While breeders can obtain an OFA CHIC number for their dogs by completing the required health testing, it is essential to understand that the CHIC number program does not require dogs to pass these tests. The CHIC number primarily signifies that the recommended health tests have been completed, regardless of the actual results. This means that dogs that fail tests, such as those diagnosed with dysplasia, can still receive a CHIC number.

Receiving a CHIC number does not guarantee that a dog is free from health issues or is suitable for breeding. It simply indicates that the required health tests have been completed and documented. The breeders and potential owners are responsible for carefully evaluating the health testing results and making informed decisions regarding breeding and ownership based on the individual dog’s health status.

Ultimately, the OFA CHIC program serves as a tool that provides information about complete of the health tests for individual dogs, allowing breeders and owners to make more informed decisions regarding breeding and overall health management within a breed.

What does GANA do instead of a CHIC number?

GANA certifies pre-breeding health clearance tests for it’s breeders. This certification process involves the GANA registrar reviewing all submitted testing and ensuring that the required minimum testing for each level has been completed and that all Goldendoodles in that breeding program pass (not just complete) the testing for that level. Therefore, when you come across a GANA breeder certified at a specific level, it indicates that the breeder has completed at least the testing listed on our health testing requirements found —

Why does GANA allow some preliminary OFA results?

Regarding health testing conducted by the Orthopedic Foundation for Animals (OFA), two designations are used to classify the results of certain tests: preliminary and final. Preliminary testing refers to health screenings that are performed at an earlier age.

OFA’s own data provides evidence that preliminary results are often reliable, particularly in hip evaluations where scores are rated as good or excellent. A study published in the OFA veterinary journal compared the reliability of preliminary hip evaluations with evaluations conducted at 2 years of age. The study found that a preliminary grade of excellent had 100% reliability of being normal at 2 years of age (excellent, good, or fair). A preliminary grade of good had a 97.9% reliability, while a preliminary grade of fair had a 76.9% reliability in being normal at 2 years of age. The reliability of preliminary evaluations increased as the age of the time of evaluation increased, regardless of whether the dogs received a preliminary evaluation of normal hip conformation or hip dysplasia.

These finding suggest that the preliminary evaluations of hip joint status in dogs are highly reliable. Therefore, GANA accepts preliminary hip scores rated Good or Excellent. Dogs with preliminary results of fair must be revaluated at 2 years or older.

Additionally, recent clinical and study data show it can be safer for breeding females to be bred earlier than the age required for all OFA final testing.

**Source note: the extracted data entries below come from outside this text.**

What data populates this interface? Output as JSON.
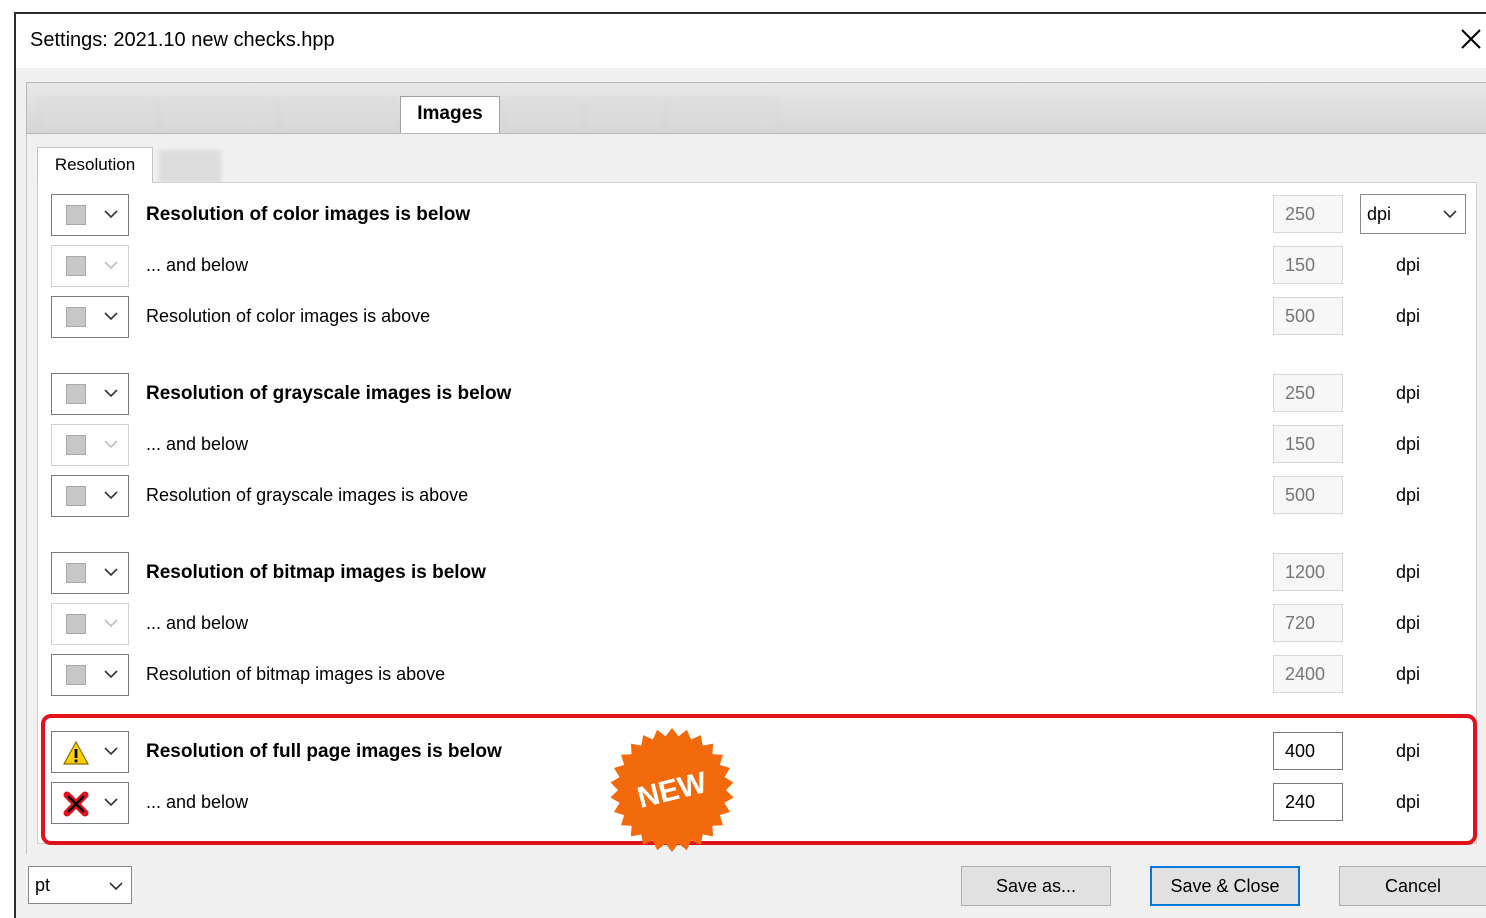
{
  "window": {
    "title": "Settings:  2021.10 new checks.hpp"
  },
  "outer_tabs": {
    "active_label": "Images"
  },
  "inner_tabs": {
    "active_label": "Resolution"
  },
  "rows": [
    {
      "label": "Resolution of color images is below",
      "bold": true,
      "value": "250",
      "unit": "dpi",
      "status": "gray"
    },
    {
      "label": "... and below",
      "bold": false,
      "value": "150",
      "unit": "dpi",
      "status": "gray"
    },
    {
      "label": "Resolution of color images is above",
      "bold": false,
      "value": "500",
      "unit": "dpi",
      "status": "gray"
    },
    {
      "label": "Resolution of grayscale images is below",
      "bold": true,
      "value": "250",
      "unit": "dpi",
      "status": "gray"
    },
    {
      "label": "... and below",
      "bold": false,
      "value": "150",
      "unit": "dpi",
      "status": "gray"
    },
    {
      "label": "Resolution of grayscale images is above",
      "bold": false,
      "value": "500",
      "unit": "dpi",
      "status": "gray"
    },
    {
      "label": "Resolution of bitmap images is below",
      "bold": true,
      "value": "1200",
      "unit": "dpi",
      "status": "gray"
    },
    {
      "label": "... and below",
      "bold": false,
      "value": "720",
      "unit": "dpi",
      "status": "gray"
    },
    {
      "label": "Resolution of bitmap images is above",
      "bold": false,
      "value": "2400",
      "unit": "dpi",
      "status": "gray"
    },
    {
      "label": "Resolution of full page images is below",
      "bold": true,
      "value": "400",
      "unit": "dpi",
      "status": "warning"
    },
    {
      "label": "... and below",
      "bold": false,
      "value": "240",
      "unit": "dpi",
      "status": "error"
    }
  ],
  "unit_select": {
    "value": "dpi"
  },
  "badge": {
    "text": "NEW",
    "color": "#f26a0c"
  },
  "highlight_color": "#e0121a",
  "footer": {
    "unit_select": "pt",
    "save_as": "Save as...",
    "save_close": "Save & Close",
    "cancel": "Cancel"
  }
}
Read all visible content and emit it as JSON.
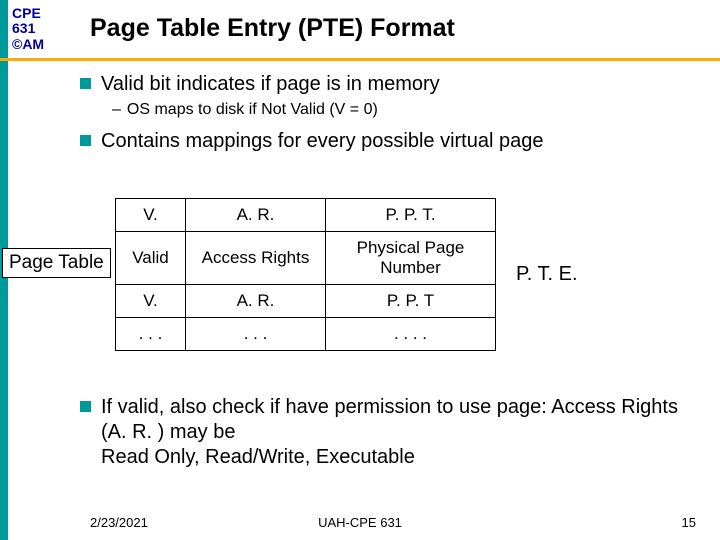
{
  "badge": {
    "line1": "CPE",
    "line2": "631",
    "line3": "©AM"
  },
  "title": "Page Table Entry (PTE) Format",
  "bullets": {
    "b1": "Valid bit indicates if page is in memory",
    "b1sub": "OS maps to disk if Not Valid  (V = 0)",
    "b2": "Contains mappings for every possible virtual page",
    "b3": "If valid, also check if have permission to use page: Access Rights (A. R. ) may be\nRead Only, Read/Write, Executable"
  },
  "page_table_label": "Page Table",
  "pte_side_label": "P. T. E.",
  "table": {
    "r0": {
      "c0": "V.",
      "c1": "A. R.",
      "c2": "P. P. T."
    },
    "r1": {
      "c0": "Valid",
      "c1": "Access Rights",
      "c2": "Physical Page Number"
    },
    "r2": {
      "c0": "V.",
      "c1": "A. R.",
      "c2": "P. P. T"
    },
    "r3": {
      "c0": ". . .",
      "c1": ". . .",
      "c2": ". . . ."
    }
  },
  "footer": {
    "date": "2/23/2021",
    "center": "UAH-CPE 631",
    "page": "15"
  }
}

GANA believes it’s essential to value the health and well-being of our breeding dogs and balance those considerations with the needs of the next generation. Additionally, smaller dogs tend to mature much younger than larger dogs. Age of OFA final testing was designed to incorporate all dog breeds and sizes, including giant breeds, and does not consider individual breed and size, which can significantly affect the age of maturity. Allowing preliminary test results allows GANA breeders to make decisions that take into consideration the individual dogs in consultation with their veterinary reproductive specialists rather than for a hypothetical situation designed to encompass all dogs.

Given this information, GANA has consulted with numerous experts and has chosen to accept preliminary results, such as Good and Excellent hip scores, under certain circumstances.

GANA also accepts hip evaluations certified by organizations other than OFA, such as PennHip. These scores are not always registered in the OFA database.

Reference: Corley, EA, et al. Reliability of Early Radiographic Evaluation for Canine Hip Dysplasia Obtained from the Standard Ventrodorsal Radiographic Projection. JAVMA. Vol 211, No. 9, November 1997.